Debord jedoch wollte mehr als nur in durchzechten Nächten endlose Debatten zu führen, die folgenlos blieben. Als Linksabspaltung der von Isidor Isou angeführten Künstlergruppe der Lettristen, gründete Debord zunächst die Lettristische Internationale, die dann später mit dem »Mouvement pour un Bauhaus imaginiste« und dem »Londoner Komitee für Psychogeographie« von Ralph Rumney zur Situationistischen Internationalen fusionierte. Er gewöhnte sich Bretons Haltung an, demzufolge es Gruppenmitglieder gab, damit man sie ausschließen konn­te. Notwendig jedoch war dieses Vorgehen, um nicht tatsächlich als Künstler ohne Kunstwerk in die Geschichte einzugehen, bzw. vielmehr in ihr zu verschwinden, wie man es ursprünglich eigentlich vorhatte. Debord notiert auf Zetteln immer wieder, wer genau für oder gegen wen oder etwas gestimmt hatte, wer ein einfacher Idiot war, wer ein nützlicher, wer zuverlässig und wer unzuverlässig. Das wirft im nachhinein ein eigentümliches Licht auf ihn, aber diese Haltung muss sich jemand zulegen, der in der Nachwelt Spuren hinterlassen will und der an den Ruhm nach seinem Tod glaubt.

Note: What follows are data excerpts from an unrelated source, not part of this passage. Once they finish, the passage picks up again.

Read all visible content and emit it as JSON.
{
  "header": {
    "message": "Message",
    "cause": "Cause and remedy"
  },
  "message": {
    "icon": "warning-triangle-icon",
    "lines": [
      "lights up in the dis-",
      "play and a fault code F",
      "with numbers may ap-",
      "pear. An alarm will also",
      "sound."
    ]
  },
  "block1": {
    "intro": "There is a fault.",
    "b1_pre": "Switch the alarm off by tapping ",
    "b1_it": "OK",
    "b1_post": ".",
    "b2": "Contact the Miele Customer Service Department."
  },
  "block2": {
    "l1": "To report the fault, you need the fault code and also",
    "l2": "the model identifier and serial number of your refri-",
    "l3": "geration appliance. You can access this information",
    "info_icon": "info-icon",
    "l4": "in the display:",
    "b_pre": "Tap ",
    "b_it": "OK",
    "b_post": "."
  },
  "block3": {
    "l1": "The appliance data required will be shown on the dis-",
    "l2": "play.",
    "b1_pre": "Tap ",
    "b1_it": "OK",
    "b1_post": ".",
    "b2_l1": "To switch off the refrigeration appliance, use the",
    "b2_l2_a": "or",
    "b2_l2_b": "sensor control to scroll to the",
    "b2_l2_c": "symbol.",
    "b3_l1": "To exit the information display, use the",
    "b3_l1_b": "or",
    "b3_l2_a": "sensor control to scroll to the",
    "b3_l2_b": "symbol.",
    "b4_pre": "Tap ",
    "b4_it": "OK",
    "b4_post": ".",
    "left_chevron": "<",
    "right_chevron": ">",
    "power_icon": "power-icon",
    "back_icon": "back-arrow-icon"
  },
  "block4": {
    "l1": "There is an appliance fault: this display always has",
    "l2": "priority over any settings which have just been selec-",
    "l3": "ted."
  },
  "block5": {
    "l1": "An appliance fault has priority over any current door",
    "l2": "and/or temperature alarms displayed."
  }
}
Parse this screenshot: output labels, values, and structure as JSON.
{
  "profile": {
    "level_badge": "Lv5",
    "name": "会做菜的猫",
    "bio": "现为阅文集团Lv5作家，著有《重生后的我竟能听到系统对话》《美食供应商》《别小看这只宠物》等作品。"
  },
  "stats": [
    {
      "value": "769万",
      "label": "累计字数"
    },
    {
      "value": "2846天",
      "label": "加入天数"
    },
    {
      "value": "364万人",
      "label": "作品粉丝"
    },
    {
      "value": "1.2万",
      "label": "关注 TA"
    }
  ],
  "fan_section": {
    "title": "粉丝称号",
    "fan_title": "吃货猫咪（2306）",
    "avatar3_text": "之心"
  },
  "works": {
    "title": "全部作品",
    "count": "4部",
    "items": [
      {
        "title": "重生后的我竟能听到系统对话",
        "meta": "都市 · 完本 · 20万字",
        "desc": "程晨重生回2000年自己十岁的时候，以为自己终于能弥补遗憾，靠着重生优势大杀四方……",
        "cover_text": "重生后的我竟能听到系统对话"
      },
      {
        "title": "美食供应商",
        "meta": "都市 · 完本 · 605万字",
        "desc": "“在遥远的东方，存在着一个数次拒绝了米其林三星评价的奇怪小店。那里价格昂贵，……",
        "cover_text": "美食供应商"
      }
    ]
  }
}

Die Ausstellung ist chronologisch und nach Epochen geordnet und zeigt auch einiges von Debords schmalem künstlerischen Werk, meist übermalte Collagen mit entwendeten Zitaten, die in Kooperation mit Asger Jorn ent­standen wie das berühmte »Fin de Copenhague« oder die »Mémoires«. Jorn war in der Anfangsphase der SI einer der wichtigsten Protagonisten und der Motor der kleinen Künstlergruppierung und dann auch der einzige innerhalb der SI, der nie ausgeschlossen wurde, sondern auch nach seinem Ausscheiden eine Art assoziiertes Mitglied blieb. Als einer der wenigen damals schon bekannten Künstler finanzierte Jorn über den Verkauf seiner Bilder die Zeitschrift der SI.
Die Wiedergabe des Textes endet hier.